Что ему там понятно, не знаю, но мне стало не по себе. Что за черт меня за язык тянул? Теперь меня точно заподозрят… «А в чем, собственно, меня должны заподозрить? — подумала — Если Матюша по пьяному делу полез в петлю, при чем здесь я и мой отец?»
— Ладно, — вздохнул следователь. — Если понадобитесь, вас вызовут.
— А как же он? Похороны и все такое… — кашлянув, спросила я.
— Соседи говорят, у него сестра есть и племянник. Так что… — Милиционер пожал плечами, а я, простившись, побрела к своей машине.

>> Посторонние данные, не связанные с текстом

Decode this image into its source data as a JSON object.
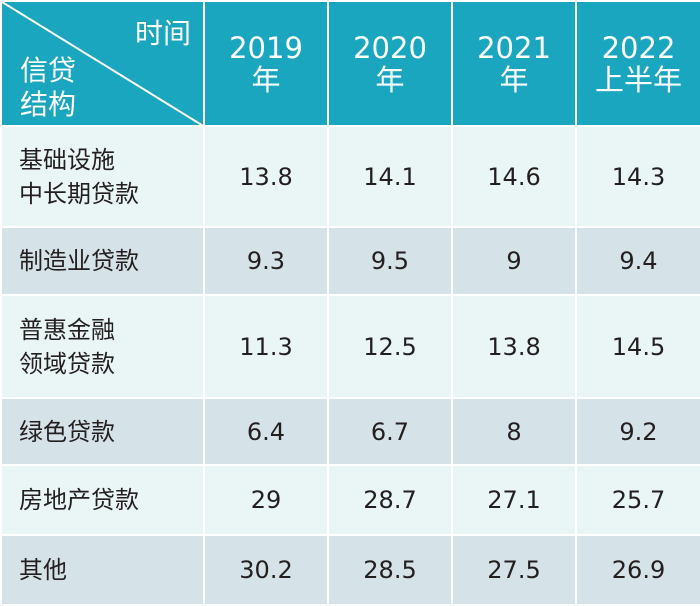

Разумеется, тут же явились угрызения совести: зря я правды не сказала. С совестью всегда так, особенно настырной она становится, когда поправить уже ничего нельзя. «Что бы изменилось, скажи я им про кинжал?» — пробовала я вразумить ее. «Ты просто хочешь заныкать антикварную вещицу, — шипела она в ответ. — Хороша, нечего сказать. Вот бы предок порадовался». — «Оставь его в покое!» — буркнула я, после чего предложила своей совести заткнуться и, разумеется, сделала только хуже.
Вернувшись к себе, я сразу же стала перечитывать дневники, хотя и клялась этого не делать. Единственный человек, который мог хоть что-то объяснить, мертв, и теперь загадка могла так навсегда и остаться загадкой, точно проклятие нашей семьи.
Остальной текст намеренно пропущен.